Ces conférences exercèrent une influence exceptionnelle sur l’évolution des idées philosophiques de Saraïlieff, à mesure qu’elles tracèrent les domaines principaux de recherche dont le philosophe bulgare s’occupera plus tard. On peut mentionner à titre d’exemple qu’en 1914 il traduisit en bulgare l’ouvrage philosophique majeur de Berkeley “Principles of Human Knowledge“ alors qu’en 1919 il édita toute une monographie consacrée à leurs idées communes /Саръилиев, 1924/. Cinq ans plus tard, il finit son ouvrage sur la volonté /Саръилиев, 1924/. Dans la préface de ce dernier livre, l’auteur souligne clairement: “Durant le travail sur notre ouvrage, nous nous sommes trouvé sous la profonde influence d’H. Bergson. C’est un devoir assez plaisant pour nous que de lui avouer notre profonde reconnaissance et gratitude pour tout ce dont nous lui sommes tributaires.”/Саръилиев, 1924:2/. L’on rencontre également le nom de Bergson dans le journal intime de Saraïlieff où il décrit ses impressions des conférences de son maître et de sa vie en France au début du siècle. Les archives de Saraïlieff conservent aussi trois lettres d’Henri Bergson adressées à son élève et collègue bulgare.

 


Littérature:

 

Бънков, А. 1945, Бергсонизмът в България, София.

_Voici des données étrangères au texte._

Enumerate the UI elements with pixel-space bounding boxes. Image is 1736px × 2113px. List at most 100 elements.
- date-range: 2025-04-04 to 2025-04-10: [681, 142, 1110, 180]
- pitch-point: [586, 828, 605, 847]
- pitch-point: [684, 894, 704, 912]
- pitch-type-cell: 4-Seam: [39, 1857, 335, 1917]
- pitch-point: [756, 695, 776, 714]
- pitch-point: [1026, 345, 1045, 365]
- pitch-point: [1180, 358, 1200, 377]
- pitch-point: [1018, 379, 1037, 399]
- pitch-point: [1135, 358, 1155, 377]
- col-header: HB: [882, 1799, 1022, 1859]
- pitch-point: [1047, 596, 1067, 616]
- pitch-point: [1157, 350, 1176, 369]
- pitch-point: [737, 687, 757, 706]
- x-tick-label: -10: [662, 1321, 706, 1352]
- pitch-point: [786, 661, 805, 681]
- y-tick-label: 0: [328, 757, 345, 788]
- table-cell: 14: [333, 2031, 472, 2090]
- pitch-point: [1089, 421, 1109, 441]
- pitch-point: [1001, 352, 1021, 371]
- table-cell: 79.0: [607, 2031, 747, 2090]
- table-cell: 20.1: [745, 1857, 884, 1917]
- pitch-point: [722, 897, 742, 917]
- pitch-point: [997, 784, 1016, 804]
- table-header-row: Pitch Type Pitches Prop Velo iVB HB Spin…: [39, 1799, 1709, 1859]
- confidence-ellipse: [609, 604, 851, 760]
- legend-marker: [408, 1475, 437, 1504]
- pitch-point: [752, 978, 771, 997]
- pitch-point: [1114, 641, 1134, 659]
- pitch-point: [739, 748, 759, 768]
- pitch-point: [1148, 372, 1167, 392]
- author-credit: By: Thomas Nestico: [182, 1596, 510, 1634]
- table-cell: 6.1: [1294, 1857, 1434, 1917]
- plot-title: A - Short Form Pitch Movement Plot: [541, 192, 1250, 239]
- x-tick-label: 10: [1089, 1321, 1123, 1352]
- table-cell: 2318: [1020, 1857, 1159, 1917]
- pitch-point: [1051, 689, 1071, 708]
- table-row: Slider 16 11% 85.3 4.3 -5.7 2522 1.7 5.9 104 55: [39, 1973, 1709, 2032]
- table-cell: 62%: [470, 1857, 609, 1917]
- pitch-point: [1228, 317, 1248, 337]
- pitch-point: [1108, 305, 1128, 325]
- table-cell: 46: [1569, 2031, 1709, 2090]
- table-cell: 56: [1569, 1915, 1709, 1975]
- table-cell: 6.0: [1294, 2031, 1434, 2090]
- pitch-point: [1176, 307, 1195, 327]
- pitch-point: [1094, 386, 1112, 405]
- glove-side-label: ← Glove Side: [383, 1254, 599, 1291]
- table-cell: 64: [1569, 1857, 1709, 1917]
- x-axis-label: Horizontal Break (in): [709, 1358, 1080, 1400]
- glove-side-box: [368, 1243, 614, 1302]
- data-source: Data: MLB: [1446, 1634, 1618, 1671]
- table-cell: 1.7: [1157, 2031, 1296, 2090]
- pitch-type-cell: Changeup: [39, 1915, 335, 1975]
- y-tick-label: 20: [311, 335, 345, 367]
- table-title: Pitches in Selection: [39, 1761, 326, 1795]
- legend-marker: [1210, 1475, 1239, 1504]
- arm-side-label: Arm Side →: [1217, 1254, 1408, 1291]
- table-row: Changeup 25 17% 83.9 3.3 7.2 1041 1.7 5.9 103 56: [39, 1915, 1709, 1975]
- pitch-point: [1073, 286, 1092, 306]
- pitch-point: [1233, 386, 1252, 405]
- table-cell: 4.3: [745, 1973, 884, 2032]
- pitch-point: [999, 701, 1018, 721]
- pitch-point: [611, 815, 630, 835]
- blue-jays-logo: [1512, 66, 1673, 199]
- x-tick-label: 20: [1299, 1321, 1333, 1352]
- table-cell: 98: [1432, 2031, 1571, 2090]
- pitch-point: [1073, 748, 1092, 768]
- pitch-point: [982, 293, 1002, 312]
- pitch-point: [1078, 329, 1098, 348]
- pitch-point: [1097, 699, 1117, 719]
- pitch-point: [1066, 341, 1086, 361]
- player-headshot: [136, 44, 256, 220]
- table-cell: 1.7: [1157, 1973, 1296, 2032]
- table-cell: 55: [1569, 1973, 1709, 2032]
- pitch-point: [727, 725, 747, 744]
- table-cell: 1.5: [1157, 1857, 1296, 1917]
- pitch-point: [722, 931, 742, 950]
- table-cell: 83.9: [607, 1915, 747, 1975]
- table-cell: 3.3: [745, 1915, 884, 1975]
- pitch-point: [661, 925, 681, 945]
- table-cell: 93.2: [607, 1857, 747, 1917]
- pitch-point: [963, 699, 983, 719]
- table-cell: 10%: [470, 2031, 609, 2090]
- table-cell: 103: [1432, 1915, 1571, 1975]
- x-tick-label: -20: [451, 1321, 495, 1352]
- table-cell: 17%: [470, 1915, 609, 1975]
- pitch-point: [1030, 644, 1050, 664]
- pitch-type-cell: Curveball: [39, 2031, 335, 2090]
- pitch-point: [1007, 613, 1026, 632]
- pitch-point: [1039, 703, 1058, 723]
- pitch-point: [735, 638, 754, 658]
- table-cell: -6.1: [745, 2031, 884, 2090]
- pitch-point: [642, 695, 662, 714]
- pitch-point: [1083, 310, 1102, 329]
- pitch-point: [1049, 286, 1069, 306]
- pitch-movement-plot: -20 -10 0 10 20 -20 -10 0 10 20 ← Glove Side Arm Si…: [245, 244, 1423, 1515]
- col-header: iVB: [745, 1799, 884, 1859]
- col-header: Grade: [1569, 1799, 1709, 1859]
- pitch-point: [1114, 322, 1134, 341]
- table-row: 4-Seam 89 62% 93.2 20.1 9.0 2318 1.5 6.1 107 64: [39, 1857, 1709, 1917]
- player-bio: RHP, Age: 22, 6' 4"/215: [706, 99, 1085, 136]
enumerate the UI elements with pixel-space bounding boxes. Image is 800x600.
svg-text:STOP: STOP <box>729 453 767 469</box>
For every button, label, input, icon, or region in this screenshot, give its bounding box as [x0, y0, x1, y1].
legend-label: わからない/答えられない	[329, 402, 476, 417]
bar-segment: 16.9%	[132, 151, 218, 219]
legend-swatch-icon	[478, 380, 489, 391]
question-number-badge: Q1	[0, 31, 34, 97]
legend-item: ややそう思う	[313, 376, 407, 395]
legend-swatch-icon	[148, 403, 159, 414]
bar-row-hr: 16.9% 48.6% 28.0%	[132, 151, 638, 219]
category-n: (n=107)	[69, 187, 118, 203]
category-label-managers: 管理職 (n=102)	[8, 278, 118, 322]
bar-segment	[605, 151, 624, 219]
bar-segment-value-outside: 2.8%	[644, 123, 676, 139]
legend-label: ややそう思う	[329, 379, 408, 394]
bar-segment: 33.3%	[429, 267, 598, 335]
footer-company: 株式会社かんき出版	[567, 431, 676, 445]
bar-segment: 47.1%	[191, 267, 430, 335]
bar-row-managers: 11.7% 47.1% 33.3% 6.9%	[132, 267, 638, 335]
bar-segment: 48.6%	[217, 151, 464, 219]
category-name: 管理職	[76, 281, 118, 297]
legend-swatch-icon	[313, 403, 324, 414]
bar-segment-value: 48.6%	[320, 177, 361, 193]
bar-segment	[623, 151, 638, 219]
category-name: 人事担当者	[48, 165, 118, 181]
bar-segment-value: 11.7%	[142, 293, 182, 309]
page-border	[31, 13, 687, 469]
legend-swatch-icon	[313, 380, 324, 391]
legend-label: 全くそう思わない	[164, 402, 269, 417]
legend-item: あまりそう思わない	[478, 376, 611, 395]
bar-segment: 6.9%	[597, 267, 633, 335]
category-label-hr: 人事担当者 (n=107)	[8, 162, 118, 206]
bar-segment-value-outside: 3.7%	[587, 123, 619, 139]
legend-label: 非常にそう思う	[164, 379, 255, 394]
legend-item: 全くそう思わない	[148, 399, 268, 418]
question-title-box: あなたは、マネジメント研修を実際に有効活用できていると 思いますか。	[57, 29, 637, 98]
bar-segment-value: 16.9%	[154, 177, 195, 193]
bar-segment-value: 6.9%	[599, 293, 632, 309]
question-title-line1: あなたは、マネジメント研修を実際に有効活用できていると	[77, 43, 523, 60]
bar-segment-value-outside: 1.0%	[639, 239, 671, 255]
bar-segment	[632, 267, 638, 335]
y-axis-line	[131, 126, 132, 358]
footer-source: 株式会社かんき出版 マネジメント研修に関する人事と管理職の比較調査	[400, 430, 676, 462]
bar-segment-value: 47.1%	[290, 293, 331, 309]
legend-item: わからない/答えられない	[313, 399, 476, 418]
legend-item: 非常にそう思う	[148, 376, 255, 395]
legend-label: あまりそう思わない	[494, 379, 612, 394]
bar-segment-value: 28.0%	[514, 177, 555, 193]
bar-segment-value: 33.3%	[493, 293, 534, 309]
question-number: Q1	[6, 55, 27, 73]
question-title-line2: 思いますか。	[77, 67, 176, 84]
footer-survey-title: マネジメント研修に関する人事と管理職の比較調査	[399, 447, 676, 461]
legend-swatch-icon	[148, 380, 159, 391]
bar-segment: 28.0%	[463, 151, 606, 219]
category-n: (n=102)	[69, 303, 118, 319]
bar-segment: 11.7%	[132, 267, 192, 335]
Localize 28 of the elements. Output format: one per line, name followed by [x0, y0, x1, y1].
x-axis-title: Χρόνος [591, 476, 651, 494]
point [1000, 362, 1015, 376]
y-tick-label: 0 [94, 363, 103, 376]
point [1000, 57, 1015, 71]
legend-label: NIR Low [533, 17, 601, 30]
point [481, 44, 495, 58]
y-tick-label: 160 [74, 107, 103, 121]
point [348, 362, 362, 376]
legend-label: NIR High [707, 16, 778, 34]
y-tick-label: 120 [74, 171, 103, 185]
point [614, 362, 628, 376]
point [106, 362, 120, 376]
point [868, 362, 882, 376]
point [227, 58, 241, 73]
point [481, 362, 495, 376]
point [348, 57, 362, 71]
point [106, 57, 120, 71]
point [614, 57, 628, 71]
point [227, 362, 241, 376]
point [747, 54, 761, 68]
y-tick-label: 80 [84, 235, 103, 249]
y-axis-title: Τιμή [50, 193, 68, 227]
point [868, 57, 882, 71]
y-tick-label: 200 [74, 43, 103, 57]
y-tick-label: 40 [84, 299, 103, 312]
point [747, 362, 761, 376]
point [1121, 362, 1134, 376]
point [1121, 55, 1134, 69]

Саръилиев, И. 1919, Родовите идеи, София.

Саръилиев, И. 1924, За волята, София.

Саръилиев, И. 1934, Някои неясноти във философията на Бергсон //Годишник на Софийския университет, Историко-филологически факултет, ХХХ.12, София.

Саръилиев, И. 2002, Прагматизъм, София, НБУ.

Саръилиев, И. 2005, Meditationes, София, НБУ.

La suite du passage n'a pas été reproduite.